In short, Donald Trump, with what looks to me like bipartisan consent, has unleashed the dogs of war. That's my first point in this brief piece. My second point is this: There will be a price, and no one in this country will want to pay it.
The Dogs of War
Tom Englehardt considers my first point in a much longer piece, "The Honeymoon of the Generals." Near the middle he writes (my emphasis):
Institutionalizing War and Its Generals
Above all, President Trump did one thing decisively. He empowered a set of generals or retired generals--James "Mad Dog" Mattis as secretary of defense, H.R. McMaster as national security adviser, and John Kelly as secretary of homeland security--men already deeply implicated in America's failing wars across the Greater Middle East. Not being a details guy himself, he's then left them to do their damnedest. "What I do is I authorize my military," he told reporters recently. "We have given them total authorization and that's what they're doing and, frankly, that's why they've been so successful lately."
As the 100-day mark of his presidency approaches, there's been no serious reassessment of America's endless wars or how to fight them (no less end them). Instead, there's been a recommitment to doing more of the familiar, more of what hasn't worked over the last decade and a half.

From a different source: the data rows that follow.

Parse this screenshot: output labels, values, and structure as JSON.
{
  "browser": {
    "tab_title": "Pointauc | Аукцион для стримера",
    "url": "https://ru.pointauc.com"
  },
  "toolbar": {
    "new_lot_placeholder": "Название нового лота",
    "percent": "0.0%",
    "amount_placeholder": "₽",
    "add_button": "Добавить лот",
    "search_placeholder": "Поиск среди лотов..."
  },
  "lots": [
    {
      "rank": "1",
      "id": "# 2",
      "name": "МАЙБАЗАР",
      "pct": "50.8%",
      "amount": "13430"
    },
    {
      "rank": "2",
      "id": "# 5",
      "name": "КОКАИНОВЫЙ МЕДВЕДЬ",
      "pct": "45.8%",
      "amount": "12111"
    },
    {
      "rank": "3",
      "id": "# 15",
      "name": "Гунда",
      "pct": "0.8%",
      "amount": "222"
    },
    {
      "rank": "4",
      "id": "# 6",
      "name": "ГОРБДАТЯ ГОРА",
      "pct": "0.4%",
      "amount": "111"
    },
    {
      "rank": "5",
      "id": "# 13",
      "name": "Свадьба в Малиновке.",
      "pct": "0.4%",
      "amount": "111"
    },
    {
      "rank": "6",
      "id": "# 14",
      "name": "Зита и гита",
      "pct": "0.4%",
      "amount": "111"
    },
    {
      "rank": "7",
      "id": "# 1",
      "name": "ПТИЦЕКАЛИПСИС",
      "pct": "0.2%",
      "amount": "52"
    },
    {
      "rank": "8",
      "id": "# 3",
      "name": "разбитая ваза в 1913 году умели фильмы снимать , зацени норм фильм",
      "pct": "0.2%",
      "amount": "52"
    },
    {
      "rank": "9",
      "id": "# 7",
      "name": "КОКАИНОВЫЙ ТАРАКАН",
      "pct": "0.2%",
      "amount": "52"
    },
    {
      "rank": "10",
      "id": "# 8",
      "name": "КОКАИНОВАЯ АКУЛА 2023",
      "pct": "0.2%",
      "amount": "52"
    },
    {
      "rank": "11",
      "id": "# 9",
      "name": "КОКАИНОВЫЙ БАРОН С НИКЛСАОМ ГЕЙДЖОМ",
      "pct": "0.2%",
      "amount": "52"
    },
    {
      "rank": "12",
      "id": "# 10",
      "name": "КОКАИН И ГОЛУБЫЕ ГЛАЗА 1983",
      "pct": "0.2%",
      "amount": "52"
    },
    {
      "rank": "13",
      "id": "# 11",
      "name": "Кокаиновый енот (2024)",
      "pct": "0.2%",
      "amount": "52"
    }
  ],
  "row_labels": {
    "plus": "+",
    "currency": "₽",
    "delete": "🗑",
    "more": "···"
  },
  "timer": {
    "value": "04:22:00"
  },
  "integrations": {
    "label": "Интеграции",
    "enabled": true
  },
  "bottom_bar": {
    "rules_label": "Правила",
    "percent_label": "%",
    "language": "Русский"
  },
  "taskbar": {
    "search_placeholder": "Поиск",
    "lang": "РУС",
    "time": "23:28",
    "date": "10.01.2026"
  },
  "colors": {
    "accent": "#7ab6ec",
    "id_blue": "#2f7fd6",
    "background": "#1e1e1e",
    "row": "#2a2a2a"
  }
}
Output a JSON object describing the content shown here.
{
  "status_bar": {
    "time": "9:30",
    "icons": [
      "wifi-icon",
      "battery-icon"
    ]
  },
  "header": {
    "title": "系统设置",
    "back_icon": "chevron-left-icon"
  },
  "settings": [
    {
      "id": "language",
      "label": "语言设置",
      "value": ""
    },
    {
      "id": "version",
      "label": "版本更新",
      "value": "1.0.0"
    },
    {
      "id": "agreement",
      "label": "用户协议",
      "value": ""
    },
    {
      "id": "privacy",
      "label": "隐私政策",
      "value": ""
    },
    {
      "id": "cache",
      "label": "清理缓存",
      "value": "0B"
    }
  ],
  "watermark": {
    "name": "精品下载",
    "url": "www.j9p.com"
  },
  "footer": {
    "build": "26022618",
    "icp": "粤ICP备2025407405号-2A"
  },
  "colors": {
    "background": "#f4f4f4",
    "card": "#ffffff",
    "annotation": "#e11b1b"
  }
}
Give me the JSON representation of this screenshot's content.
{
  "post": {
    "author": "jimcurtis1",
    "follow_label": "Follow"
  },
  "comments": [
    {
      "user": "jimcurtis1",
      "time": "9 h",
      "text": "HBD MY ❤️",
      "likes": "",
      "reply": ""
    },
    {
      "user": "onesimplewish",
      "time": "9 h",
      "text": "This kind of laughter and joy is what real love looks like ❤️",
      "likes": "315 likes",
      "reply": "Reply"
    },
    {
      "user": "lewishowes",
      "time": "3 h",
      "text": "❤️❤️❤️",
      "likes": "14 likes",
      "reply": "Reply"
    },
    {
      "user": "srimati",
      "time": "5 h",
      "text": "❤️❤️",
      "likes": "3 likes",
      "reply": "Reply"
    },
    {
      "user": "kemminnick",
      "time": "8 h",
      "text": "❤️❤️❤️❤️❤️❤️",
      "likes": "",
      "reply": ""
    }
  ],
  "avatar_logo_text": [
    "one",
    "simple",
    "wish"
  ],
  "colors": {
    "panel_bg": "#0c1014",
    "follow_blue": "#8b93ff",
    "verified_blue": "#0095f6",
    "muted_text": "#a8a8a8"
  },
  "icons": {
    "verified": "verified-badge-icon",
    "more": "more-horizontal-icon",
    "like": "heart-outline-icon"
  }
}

No one should be surprised by this, given the cast of characters--men who held command posts in those unsuccessful wars and are clearly incapable of thinking about them in other terms than the ones that have been indelibly engrained in the brains of the U.S. military high command since soon after 9/11.
That new ruling reality of our American world should, in turn, offer a hint about the nature of Donald Trump's presidency. It should be a reminder that as strange" okay, bizarre" as his statements, tweets, and acts may have been, as chaotic as his all-in-the-family administration is proving to be, as little as he may resemble anyone we've ever seen in the White House before, he's anything but an anomaly of history. Quite the opposite. Like those generals, he's a logical endpoint to a grim process, whether you're talking about the growth of inequality in America and the rise of plutocracy--without which a billionaire president and his billionaire cabinet would have been inconceivable--or the form that American war-making is taking under him.
And lest anyone be confused, the dogs of war have bipartisan masters:
When it comes to war and the U.S. military, none of what's happened would have been conceivable without the two previous presidencies. None of it would have been possible without Congress's willingness to pump endless piles of money into the Pentagon and the military-industrial complex in the post-9/11 years; without the building up of the national security state and its 17 (yes, 17!) major intelligence outfits into an unofficial fourth branch of government; without the institutionalization of war as a permanent (yet strangely distant) feature of American life and of wars across the Greater Middle East and parts of Africa that evidently can't be won or lost but only carried on into eternity. None of this would have been possible without the growing militarization of this country, including of police forces increasingly equipped with weaponry off America's distant battlefields and filled with veterans of those same wars; without a media rife with retired generals and other former commanders narrating and commenting on the acts of their successors and prote'ge's; and without a political class of Washington pundits and politicians taught to revere that military.
In other words, however original Donald Trump may look, he's the curious culmination of old news and a changing country. Given his bravado and braggadocio, it's easy to forget the kinds of militarized extremity that preceded him.